Action policy evaluateActionPolicy Approval/budget preflight Blocks or labels actions before act().
Datasets Dataset, holdout tools, canaries Train/dev/test/holdout corpora Keeps optimization honest.
Optimization runImprovementLoop, steering optimizers Prompt/signature comparison Use held-out gates before promotion.
Evolution prompt/code mutators, sandbox pool, telemetry Autoresearch and mutation loops Use budgets and lineage; do not run unbounded.
Telemetry TraceStore, OTLP, file sinks Audit and replay Treat traces as evidence, not just logs.
Reporting summaries, pareto, cost tracker Decision support Useful for PRs, launch gates, research notes.

Guardrails

  • Prefer deterministic checks before LLM judges.
  • Keep holdout data out of optimization.
  • Record model, prompt hash, config hash, commit, and cost for every serious run.
  • Budget every loop: steps, wall time, and dollars.
  • Treat external side effects as downstream policy. The runtime can stop loops, but your adapter decides what requires approval.
  • Store user feedback with enough context to replay it later.
  • Run harnesses and judges in the same sandbox when they need shared files, logs, screenshots, or browser state. Use separate sandboxes for parallel variants or destructive checks.

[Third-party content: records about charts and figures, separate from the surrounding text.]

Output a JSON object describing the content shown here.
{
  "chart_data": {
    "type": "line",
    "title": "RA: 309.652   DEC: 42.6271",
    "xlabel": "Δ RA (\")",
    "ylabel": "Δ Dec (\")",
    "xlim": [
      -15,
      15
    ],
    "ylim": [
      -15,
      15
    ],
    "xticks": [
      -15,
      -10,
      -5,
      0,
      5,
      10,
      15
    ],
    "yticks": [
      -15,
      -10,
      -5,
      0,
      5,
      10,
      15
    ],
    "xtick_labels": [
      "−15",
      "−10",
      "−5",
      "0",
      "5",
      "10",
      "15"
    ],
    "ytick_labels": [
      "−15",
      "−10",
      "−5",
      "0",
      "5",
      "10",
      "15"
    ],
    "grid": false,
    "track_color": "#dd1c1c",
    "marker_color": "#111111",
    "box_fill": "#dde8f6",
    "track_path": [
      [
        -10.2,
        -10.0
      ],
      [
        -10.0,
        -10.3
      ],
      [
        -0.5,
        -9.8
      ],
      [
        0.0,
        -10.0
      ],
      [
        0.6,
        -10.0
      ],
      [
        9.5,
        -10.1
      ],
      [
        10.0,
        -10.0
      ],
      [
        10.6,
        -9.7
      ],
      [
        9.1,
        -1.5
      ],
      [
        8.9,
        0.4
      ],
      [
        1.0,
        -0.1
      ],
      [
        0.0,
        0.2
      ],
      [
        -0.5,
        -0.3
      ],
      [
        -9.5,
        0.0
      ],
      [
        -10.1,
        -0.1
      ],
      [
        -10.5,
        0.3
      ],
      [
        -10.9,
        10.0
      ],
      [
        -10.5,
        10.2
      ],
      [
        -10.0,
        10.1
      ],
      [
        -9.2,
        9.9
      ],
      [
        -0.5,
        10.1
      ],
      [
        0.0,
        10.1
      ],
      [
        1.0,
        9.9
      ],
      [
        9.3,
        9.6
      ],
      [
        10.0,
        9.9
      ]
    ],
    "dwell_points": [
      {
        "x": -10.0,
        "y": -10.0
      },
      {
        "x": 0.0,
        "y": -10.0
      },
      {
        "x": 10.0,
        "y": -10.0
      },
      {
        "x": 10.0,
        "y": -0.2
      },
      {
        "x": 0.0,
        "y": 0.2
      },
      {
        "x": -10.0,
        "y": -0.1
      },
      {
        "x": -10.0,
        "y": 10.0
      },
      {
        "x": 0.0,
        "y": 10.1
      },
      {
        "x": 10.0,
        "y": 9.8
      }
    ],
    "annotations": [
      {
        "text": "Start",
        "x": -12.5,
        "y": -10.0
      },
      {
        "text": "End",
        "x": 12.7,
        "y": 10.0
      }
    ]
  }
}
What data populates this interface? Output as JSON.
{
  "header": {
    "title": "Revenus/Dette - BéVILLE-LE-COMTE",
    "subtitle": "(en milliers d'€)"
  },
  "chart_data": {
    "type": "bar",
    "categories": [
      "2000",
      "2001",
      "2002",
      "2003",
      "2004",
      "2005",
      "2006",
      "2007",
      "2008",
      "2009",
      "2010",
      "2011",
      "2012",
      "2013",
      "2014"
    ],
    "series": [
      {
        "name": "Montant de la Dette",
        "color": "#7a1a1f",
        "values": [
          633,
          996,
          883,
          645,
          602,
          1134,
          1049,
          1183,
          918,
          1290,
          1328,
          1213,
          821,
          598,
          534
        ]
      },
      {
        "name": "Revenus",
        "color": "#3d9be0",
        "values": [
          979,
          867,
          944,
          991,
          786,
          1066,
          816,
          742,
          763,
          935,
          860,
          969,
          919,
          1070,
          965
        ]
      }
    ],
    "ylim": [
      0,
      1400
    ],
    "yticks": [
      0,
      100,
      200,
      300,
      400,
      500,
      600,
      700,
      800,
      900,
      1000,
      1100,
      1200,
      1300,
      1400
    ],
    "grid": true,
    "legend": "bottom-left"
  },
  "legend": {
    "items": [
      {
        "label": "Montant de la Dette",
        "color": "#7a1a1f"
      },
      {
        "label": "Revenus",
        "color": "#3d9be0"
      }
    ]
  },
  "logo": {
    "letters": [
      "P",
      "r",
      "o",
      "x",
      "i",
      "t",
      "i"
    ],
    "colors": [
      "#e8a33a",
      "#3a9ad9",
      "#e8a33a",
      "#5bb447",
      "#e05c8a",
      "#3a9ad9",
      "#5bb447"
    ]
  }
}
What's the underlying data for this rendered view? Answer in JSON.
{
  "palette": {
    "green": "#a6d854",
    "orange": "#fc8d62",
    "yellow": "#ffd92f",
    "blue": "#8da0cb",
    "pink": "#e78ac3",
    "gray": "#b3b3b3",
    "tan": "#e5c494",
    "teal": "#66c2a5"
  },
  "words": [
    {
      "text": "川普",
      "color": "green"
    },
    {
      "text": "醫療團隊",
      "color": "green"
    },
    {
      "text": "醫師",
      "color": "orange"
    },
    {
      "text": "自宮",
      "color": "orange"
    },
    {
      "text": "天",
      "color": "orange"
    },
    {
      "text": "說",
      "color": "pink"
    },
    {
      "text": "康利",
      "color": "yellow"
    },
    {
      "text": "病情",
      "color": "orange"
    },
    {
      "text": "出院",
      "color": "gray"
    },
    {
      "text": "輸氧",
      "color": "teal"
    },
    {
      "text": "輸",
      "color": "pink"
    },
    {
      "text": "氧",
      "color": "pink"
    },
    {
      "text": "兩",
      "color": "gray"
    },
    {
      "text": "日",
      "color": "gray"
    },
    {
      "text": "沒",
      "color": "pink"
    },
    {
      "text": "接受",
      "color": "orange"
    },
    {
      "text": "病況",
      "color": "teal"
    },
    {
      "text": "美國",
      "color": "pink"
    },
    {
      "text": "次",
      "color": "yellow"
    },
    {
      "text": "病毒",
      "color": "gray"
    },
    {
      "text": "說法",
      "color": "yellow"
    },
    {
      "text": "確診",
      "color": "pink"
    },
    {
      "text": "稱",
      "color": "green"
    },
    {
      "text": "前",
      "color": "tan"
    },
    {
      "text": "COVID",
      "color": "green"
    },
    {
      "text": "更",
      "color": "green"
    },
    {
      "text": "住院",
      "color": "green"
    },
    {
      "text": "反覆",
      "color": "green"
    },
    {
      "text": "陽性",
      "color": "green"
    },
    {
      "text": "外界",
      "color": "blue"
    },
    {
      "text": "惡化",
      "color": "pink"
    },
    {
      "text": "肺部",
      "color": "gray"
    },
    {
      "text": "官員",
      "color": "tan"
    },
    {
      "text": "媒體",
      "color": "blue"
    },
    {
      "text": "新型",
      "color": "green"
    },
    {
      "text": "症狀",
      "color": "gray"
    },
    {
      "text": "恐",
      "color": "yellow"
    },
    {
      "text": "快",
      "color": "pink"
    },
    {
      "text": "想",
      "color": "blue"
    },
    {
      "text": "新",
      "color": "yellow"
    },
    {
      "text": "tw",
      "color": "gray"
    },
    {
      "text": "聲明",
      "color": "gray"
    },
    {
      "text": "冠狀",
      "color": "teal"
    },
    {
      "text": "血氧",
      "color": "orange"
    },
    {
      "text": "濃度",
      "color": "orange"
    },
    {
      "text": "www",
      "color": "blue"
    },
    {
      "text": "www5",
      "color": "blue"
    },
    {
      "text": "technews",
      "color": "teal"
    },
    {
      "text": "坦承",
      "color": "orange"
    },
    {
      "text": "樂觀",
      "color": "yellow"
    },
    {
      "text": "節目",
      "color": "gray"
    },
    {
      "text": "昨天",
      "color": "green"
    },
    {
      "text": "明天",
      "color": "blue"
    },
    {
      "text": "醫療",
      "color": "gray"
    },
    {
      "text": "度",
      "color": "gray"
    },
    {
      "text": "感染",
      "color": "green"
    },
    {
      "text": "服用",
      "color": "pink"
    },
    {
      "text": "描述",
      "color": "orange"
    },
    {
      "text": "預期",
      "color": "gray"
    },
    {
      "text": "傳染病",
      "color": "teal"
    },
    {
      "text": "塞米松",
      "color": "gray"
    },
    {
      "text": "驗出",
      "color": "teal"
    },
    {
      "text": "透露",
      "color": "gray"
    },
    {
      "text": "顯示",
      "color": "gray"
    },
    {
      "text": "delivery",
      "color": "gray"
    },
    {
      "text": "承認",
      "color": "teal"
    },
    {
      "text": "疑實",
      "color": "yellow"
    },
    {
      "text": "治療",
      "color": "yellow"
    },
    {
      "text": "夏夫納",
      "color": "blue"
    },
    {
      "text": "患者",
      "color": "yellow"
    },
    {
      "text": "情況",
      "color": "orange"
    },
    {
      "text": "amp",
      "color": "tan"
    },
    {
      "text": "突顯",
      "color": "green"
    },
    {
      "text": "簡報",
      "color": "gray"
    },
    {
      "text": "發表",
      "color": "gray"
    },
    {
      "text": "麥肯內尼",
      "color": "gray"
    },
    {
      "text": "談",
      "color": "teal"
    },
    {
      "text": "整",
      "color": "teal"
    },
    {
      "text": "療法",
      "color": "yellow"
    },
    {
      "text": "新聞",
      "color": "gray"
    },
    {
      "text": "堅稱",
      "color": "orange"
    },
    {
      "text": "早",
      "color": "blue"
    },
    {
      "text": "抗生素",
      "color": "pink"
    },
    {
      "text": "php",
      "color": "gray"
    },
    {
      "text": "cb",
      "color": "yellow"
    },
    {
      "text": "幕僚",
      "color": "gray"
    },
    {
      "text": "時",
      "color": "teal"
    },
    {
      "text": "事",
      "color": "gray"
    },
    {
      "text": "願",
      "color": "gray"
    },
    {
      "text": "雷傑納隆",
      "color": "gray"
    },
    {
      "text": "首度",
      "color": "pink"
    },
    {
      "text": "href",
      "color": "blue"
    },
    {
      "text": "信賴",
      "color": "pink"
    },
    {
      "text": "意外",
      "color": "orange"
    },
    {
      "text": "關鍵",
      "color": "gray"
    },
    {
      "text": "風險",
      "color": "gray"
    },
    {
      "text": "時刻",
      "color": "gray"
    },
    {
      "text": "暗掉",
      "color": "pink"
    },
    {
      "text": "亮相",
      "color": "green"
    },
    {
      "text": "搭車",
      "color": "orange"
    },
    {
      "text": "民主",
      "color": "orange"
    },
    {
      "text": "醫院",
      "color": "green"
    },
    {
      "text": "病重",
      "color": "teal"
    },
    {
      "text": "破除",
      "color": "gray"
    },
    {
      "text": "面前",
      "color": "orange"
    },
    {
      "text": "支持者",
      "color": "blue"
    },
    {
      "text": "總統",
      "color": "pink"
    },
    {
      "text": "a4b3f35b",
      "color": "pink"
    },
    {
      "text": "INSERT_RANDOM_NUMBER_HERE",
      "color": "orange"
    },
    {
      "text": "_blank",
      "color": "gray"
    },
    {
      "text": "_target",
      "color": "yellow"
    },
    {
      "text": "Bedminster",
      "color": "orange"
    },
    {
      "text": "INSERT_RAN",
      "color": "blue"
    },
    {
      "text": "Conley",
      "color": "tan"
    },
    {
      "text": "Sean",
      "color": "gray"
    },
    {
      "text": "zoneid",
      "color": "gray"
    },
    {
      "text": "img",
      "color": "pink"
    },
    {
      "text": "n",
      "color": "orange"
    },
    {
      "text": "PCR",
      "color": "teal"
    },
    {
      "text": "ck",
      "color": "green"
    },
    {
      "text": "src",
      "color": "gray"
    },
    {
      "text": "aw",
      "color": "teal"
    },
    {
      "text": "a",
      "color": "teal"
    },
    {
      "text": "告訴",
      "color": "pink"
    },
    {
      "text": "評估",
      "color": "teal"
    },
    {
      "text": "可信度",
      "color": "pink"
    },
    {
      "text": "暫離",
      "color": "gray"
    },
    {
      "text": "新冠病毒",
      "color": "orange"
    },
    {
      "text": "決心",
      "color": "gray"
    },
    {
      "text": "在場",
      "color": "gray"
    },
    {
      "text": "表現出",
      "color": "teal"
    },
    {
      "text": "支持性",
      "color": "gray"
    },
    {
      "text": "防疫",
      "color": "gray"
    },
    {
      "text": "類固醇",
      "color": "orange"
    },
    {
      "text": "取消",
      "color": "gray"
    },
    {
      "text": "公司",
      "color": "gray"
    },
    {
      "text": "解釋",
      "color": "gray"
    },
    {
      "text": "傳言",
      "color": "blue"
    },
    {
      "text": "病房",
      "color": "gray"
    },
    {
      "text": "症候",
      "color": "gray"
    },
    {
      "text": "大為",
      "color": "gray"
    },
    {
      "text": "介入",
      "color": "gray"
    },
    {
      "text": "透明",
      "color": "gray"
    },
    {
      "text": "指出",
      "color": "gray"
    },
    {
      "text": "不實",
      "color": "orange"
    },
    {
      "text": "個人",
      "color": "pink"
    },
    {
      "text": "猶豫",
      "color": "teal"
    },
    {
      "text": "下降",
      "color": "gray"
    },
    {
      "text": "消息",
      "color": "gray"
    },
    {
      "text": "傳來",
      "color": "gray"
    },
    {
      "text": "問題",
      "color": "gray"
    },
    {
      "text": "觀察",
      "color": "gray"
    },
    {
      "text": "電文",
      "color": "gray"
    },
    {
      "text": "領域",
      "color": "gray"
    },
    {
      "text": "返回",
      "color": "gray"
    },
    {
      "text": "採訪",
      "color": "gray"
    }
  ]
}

Highest-ROI Adoption Order

  1. Wrap one real product workflow in runAgentControlLoop.
  2. Add objective validators that can fail without an LLM.
  3. Emit traces and convert completed runs into feedback trajectories.
  4. Capture explicit user/reviewer feedback on attempts.
  5. Replay those trajectories as train/dev/test/holdout scenarios.
  6. Run prompt/signature optimization against that replay adapter.
  7. Promote only when held-out trajectories and product telemetry both improve.

What Stays Out Of Core

Domain-specific adapters should usually stay in downstream repos until they prove reusable:

  • browser site-specific actions
  • repo-specific coding commands
  • workspace-specific storage paths

Core should provide shapes, stores, runners, scoring, traces, and converters. Downstream integrations provide domain state, policy, tools, and storage.

Examples

  • examples/same-sandbox-harness: one workdir for install/build/test plus evidence inspection.
  • examples/multi-shot-optimization: full-trajectory optimization with a holdout gate.
  • examples/benchmarks: benchmark adapter contracts and reference wrappers.